“Non vi è nulla di celato che non divenga manifesto e di nascosto che non sarà svelato”.
Sembra che in questa massima antica dal sapore religioso vi sia quasi una ripetizione fra ciò che è celato e diviene manifesto e ciò che è nascosto e sarà svelato, ma non è così.
Ci sono delle sottigliezze che per trasmettere il loro messaggio abbisognano di precisazioni e di proposizioni ripetute.
La ripetizione nel tentare di trasmettere un qualcosa che non ha senso se non per l’intuito è un espediente necessario. Nel taoismo spesso i concetti vengono ripetuti modificando appena i loro significati in modo da colpire più intimamente l’ascoltatore ed immettere un seme nel suo cuore.
La differenza fra le scuole di pensiero, come il Confucianesimo, basate sull’etica, e il Taoismo è che il vivere consapevole nel Tao è ben più di un vivere semplicemente morale. L’etica e la morale limitano e vincolano.
La morale non è creativa e si esaurisce nel tentativo di contenersi nei suoi stessi limiti, tentando di rispettare le sue regole.

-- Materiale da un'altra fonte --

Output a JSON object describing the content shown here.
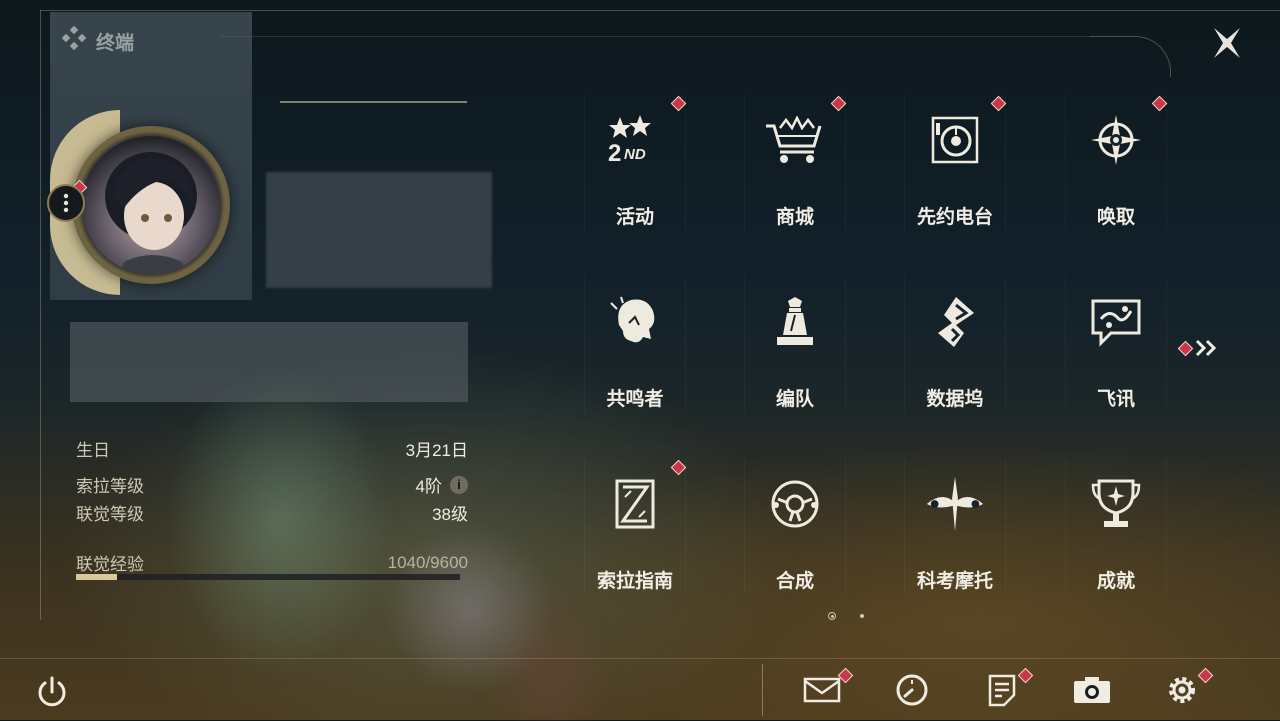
{
  "header": {
    "title": "终端"
  },
  "profile": {
    "birthday_label": "生日",
    "birthday_value": "3月21日",
    "sola_level_label": "索拉等级",
    "sola_level_value": "4阶",
    "union_level_label": "联觉等级",
    "union_level_value": "38级",
    "union_exp_label": "联觉经验",
    "union_exp_value": "1040/9600",
    "union_exp_fraction": 0.108
  },
  "menu": {
    "items": [
      {
        "label": "活动",
        "icon": "event-icon",
        "badge": true
      },
      {
        "label": "商城",
        "icon": "shop-icon",
        "badge": true
      },
      {
        "label": "先约电台",
        "icon": "radio-icon",
        "badge": true
      },
      {
        "label": "唤取",
        "icon": "convene-icon",
        "badge": true
      },
      {
        "label": "共鸣者",
        "icon": "resonator-icon",
        "badge": false
      },
      {
        "label": "编队",
        "icon": "team-icon",
        "badge": false
      },
      {
        "label": "数据坞",
        "icon": "data-bank-icon",
        "badge": false
      },
      {
        "label": "飞讯",
        "icon": "message-icon",
        "badge": false
      },
      {
        "label": "索拉指南",
        "icon": "guide-icon",
        "badge": true
      },
      {
        "label": "合成",
        "icon": "synthesis-icon",
        "badge": false
      },
      {
        "label": "科考摩托",
        "icon": "motorbike-icon",
        "badge": false
      },
      {
        "label": "成就",
        "icon": "achievement-icon",
        "badge": false
      }
    ]
  },
  "pagination": {
    "current": 1,
    "total": 2
  },
  "colors": {
    "accent": "#d8c99b",
    "badge": "#c8374a",
    "text": "#f2eee5"
  }
}
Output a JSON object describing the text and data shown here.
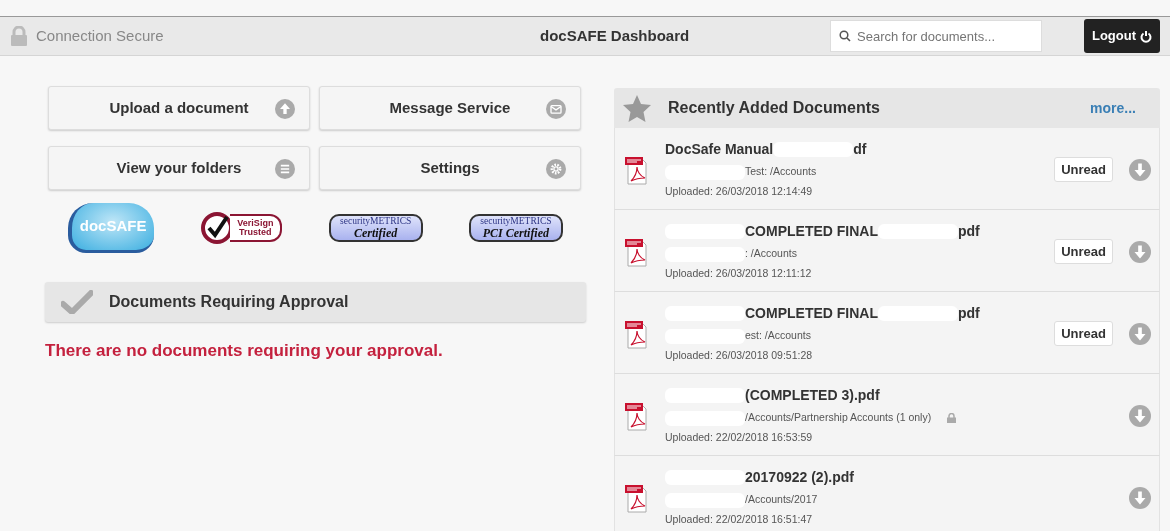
{
  "topbar": {
    "security": "Connection Secure",
    "title": "docSAFE Dashboard",
    "search": {
      "placeholder": "Search for documents..."
    },
    "logout": "Logout"
  },
  "actions": [
    {
      "label": "Upload a document",
      "kind": "upload"
    },
    {
      "label": "Message Service",
      "kind": "message"
    },
    {
      "label": "View your folders",
      "kind": "folders"
    },
    {
      "label": "Settings",
      "kind": "settings"
    }
  ],
  "logos": [
    {
      "kind": "docsafe",
      "text": "docSAFE"
    },
    {
      "kind": "verisign",
      "text": "VeriSign Trusted"
    },
    {
      "kind": "metrics",
      "brand": "securityMETRICS",
      "text": "Certified"
    },
    {
      "kind": "metrics",
      "brand": "securityMETRICS",
      "text": "PCI Certified"
    }
  ],
  "approval": {
    "title": "Documents Requiring Approval",
    "message": "There are no documents requiring your approval."
  },
  "recent": {
    "title": "Recently Added Documents",
    "more": "more...",
    "documents": [
      {
        "title": [
          {
            "kind": "text",
            "text": "DocSafe Manual"
          },
          {
            "kind": "redacted"
          },
          {
            "kind": "text",
            "text": "df"
          }
        ],
        "path": [
          {
            "kind": "redacted"
          },
          {
            "kind": "text",
            "text": "Test: /Accounts"
          }
        ],
        "uploaded": "Uploaded: 26/03/2018 12:14:49",
        "status": "Unread",
        "locked": false
      },
      {
        "title": [
          {
            "kind": "redacted"
          },
          {
            "kind": "text",
            "text": "COMPLETED FINAL"
          },
          {
            "kind": "redacted"
          },
          {
            "kind": "text",
            "text": "pdf"
          }
        ],
        "path": [
          {
            "kind": "redacted"
          },
          {
            "kind": "text",
            "text": ": /Accounts"
          }
        ],
        "uploaded": "Uploaded: 26/03/2018 12:11:12",
        "status": "Unread",
        "locked": false
      },
      {
        "title": [
          {
            "kind": "redacted"
          },
          {
            "kind": "text",
            "text": "COMPLETED FINAL"
          },
          {
            "kind": "redacted"
          },
          {
            "kind": "text",
            "text": "pdf"
          }
        ],
        "path": [
          {
            "kind": "redacted"
          },
          {
            "kind": "text",
            "text": "est: /Accounts"
          }
        ],
        "uploaded": "Uploaded: 26/03/2018 09:51:28",
        "status": "Unread",
        "locked": false
      },
      {
        "title": [
          {
            "kind": "redacted"
          },
          {
            "kind": "text",
            "text": "(COMPLETED 3).pdf"
          }
        ],
        "path": [
          {
            "kind": "redacted"
          },
          {
            "kind": "text",
            "text": "/Accounts/Partnership Accounts (1 only)"
          }
        ],
        "uploaded": "Uploaded: 22/02/2018 16:53:59",
        "locked": true
      },
      {
        "title": [
          {
            "kind": "redacted"
          },
          {
            "kind": "text",
            "text": "20170922 (2).pdf"
          }
        ],
        "path": [
          {
            "kind": "redacted"
          },
          {
            "kind": "text",
            "text": "/Accounts/2017"
          }
        ],
        "uploaded": "Uploaded: 22/02/2018 16:51:47",
        "locked": false
      }
    ]
  }
}
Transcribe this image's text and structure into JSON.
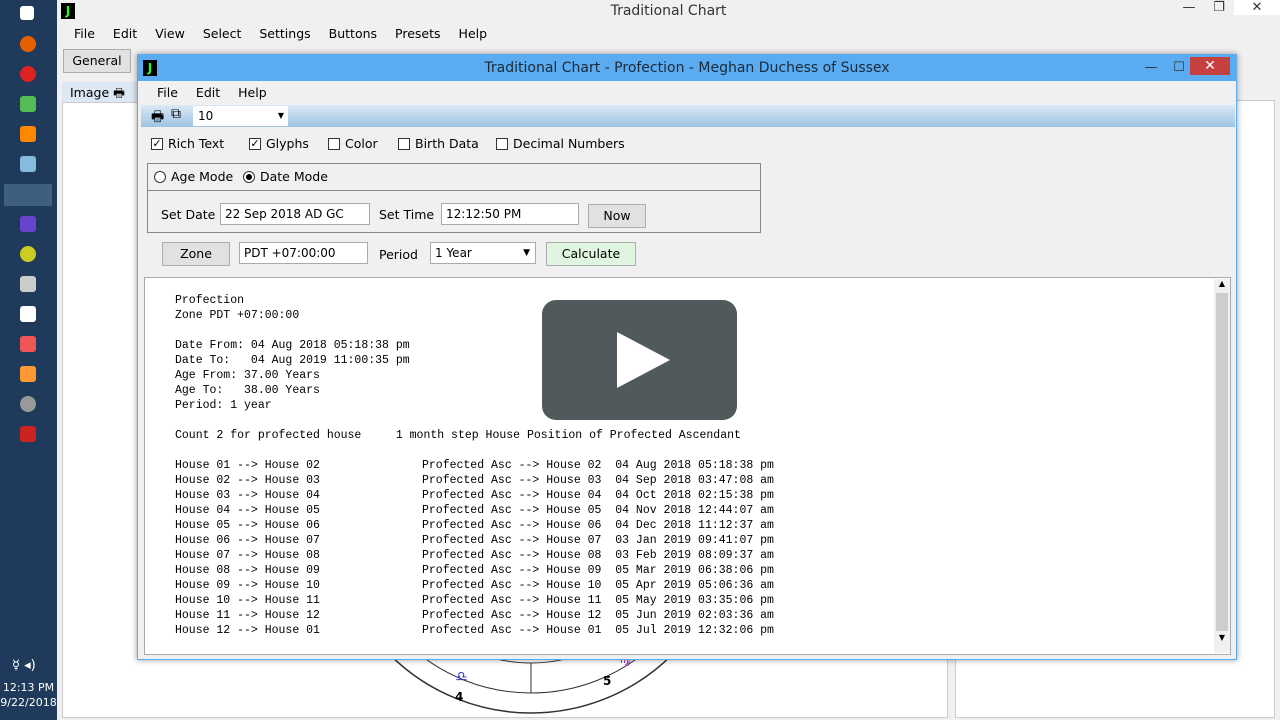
{
  "taskbar": {
    "time": "12:13 PM",
    "date": "9/22/2018"
  },
  "main_window": {
    "title": "Traditional Chart",
    "menu": [
      "File",
      "Edit",
      "View",
      "Select",
      "Settings",
      "Buttons",
      "Presets",
      "Help"
    ],
    "tab_general": "General",
    "image_label": "Image",
    "wheel_labels": [
      "4",
      "5"
    ]
  },
  "dialog": {
    "title": "Traditional Chart - Profection - Meghan Duchess of Sussex",
    "menu": [
      "File",
      "Edit",
      "Help"
    ],
    "toolbar_value": "10",
    "checkboxes": [
      {
        "label": "Rich Text",
        "checked": true
      },
      {
        "label": "Glyphs",
        "checked": true
      },
      {
        "label": "Color",
        "checked": false
      },
      {
        "label": "Birth Data",
        "checked": false
      },
      {
        "label": "Decimal Numbers",
        "checked": false
      }
    ],
    "modes": [
      {
        "label": "Age Mode",
        "selected": false
      },
      {
        "label": "Date Mode",
        "selected": true
      }
    ],
    "set_date_label": "Set Date",
    "set_date": "22 Sep 2018 AD GC",
    "set_time_label": "Set Time",
    "set_time": "12:12:50 PM",
    "now": "Now",
    "zone_button": "Zone",
    "zone": "PDT +07:00:00",
    "period_label": "Period",
    "period": "1 Year",
    "calculate": "Calculate"
  },
  "output": {
    "header": [
      "Profection",
      "Zone PDT +07:00:00",
      "",
      "Date From: 04 Aug 2018 05:18:38 pm",
      "Date To:   04 Aug 2019 11:00:35 pm",
      "Age From: 37.00 Years",
      "Age To:   38.00 Years",
      "Period: 1 year",
      "",
      "Count 2 for profected house     1 month step House Position of Profected Ascendant",
      ""
    ],
    "rows": [
      [
        "House 01 --> House 02",
        "Profected Asc --> House 02  04 Aug 2018 05:18:38 pm"
      ],
      [
        "House 02 --> House 03",
        "Profected Asc --> House 03  04 Sep 2018 03:47:08 am"
      ],
      [
        "House 03 --> House 04",
        "Profected Asc --> House 04  04 Oct 2018 02:15:38 pm"
      ],
      [
        "House 04 --> House 05",
        "Profected Asc --> House 05  04 Nov 2018 12:44:07 am"
      ],
      [
        "House 05 --> House 06",
        "Profected Asc --> House 06  04 Dec 2018 11:12:37 am"
      ],
      [
        "House 06 --> House 07",
        "Profected Asc --> House 07  03 Jan 2019 09:41:07 pm"
      ],
      [
        "House 07 --> House 08",
        "Profected Asc --> House 08  03 Feb 2019 08:09:37 am"
      ],
      [
        "House 08 --> House 09",
        "Profected Asc --> House 09  05 Mar 2019 06:38:06 pm"
      ],
      [
        "House 09 --> House 10",
        "Profected Asc --> House 10  05 Apr 2019 05:06:36 am"
      ],
      [
        "House 10 --> House 11",
        "Profected Asc --> House 11  05 May 2019 03:35:06 pm"
      ],
      [
        "House 11 --> House 12",
        "Profected Asc --> House 12  05 Jun 2019 02:03:36 am"
      ],
      [
        "House 12 --> House 01",
        "Profected Asc --> House 01  05 Jul 2019 12:32:06 pm"
      ]
    ]
  }
}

La morale resta circoscritta ai concetti di bene e male, giusto ed ingiusto, virtuoso e vizioso e non può andare oltre, poiché se va oltre non è più se stessa. La morale cammina fianco a fianco con la ragione ed il senso del giudizio.
La vita nel Tao, al contrario, non è legata ad alcun criterio di genere è libera come un uccello che vola, un pesce che nuota od un fiore che sboccia. Essa spontaneamente resta integra in se stessa, perciò è una vita sempre autonoma.
Il Tao non giudica, prende le cose come sono. Il saggio taoista sa riconoscere in ogni mattino un buon mattino, non importa quanto tempestoso.
Il fluire nel Tao ci rende liberi e creativi Questo però non è del tutto esatto perché il Tao discrimina, non ignora i sensi e neppure l’intelletto. Ciò che è bello è bello, ciò che è buono è buono e ciò che è vero è vero.
Il saggio taoista è capace di vedere le cose comunemente come esse si presentano, con un qualcosa in più: la comprensione che tutto si muove nella sua propria direzione.